Révélé au grand public dans les années 1970, l’artiste s’est imposé avec des titres devenus des classiques, à l’image de « Mama », hommage bouleversant à sa mère, mais aussi « Ma jolie Samboui », « Boungui », « Matambe » ou encore « Tsan Congo », autant de chansons qui continuent de résonner dans la mémoire collective. Respecté de ses pairs, il a collaboré avec de grandes figures de la musique gabonaise, notamment Pierre-Claver Akendengué, et a inspiré plusieurs générations de musiciens.
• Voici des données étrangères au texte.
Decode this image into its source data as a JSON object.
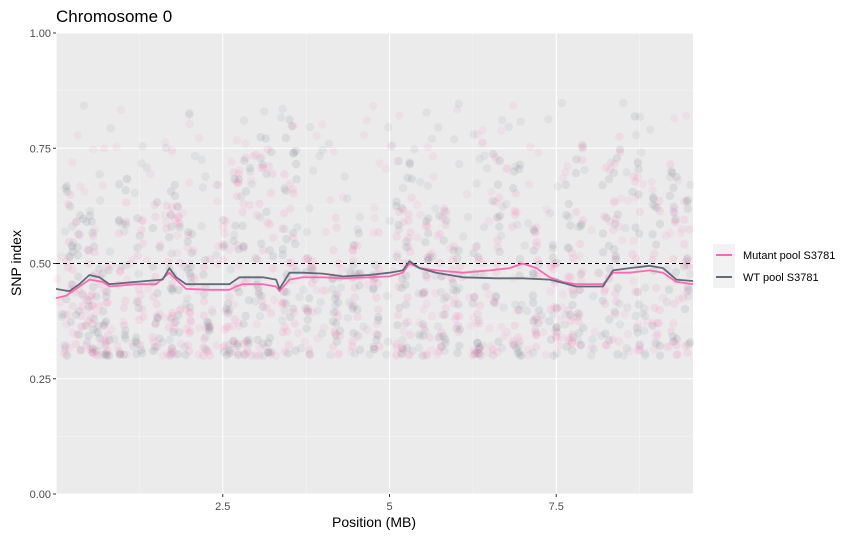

Même après de longues années de retrait, son retour sur scène en octobre 2017 au Casino Croisette de Libreville avait marqué les esprits, rappelant au public l’ampleur de son talent et la force de son héritage artistique. Aux côtés de son épouse Angela, elle aussi chanteuse, il formait un duo apprécié, symbole d’une époque marquante de la musique nationale.
Programme des obsèques
Selon les informations communiquées par la famille, les obsèques de Julien Nziengui Mouélé se dérouleront comme suit :
Vendredi 30 janvier 2026
– 13h00 : Levée de corps à l’Hôpital militaire d’Akanda
– 13h30 à 18h00 : Exposition du corps à son domicile à Okala, suivie d’un temps de recueillement et d’hommages
– 19h00 jusqu’à l’aube : Veillée mortuaire
Samedi 31 janvier 2026
– 10h30 : Levée de corps
– Inhumation dans la stricte intimité familiale
Au-delà de la tristesse, ces moments de recueillement seront l’occasion pour la famille, les artistes, les mélomanes et l’ensemble du peuple gabonais de rendre un dernier hommage à un homme dont la musique a traversé les époques et continue de raconter l’âme du Gabon.
Julien Nziengui Mouélé s’en est allé, mais ses notes, elles, resteront à jamais vivantes.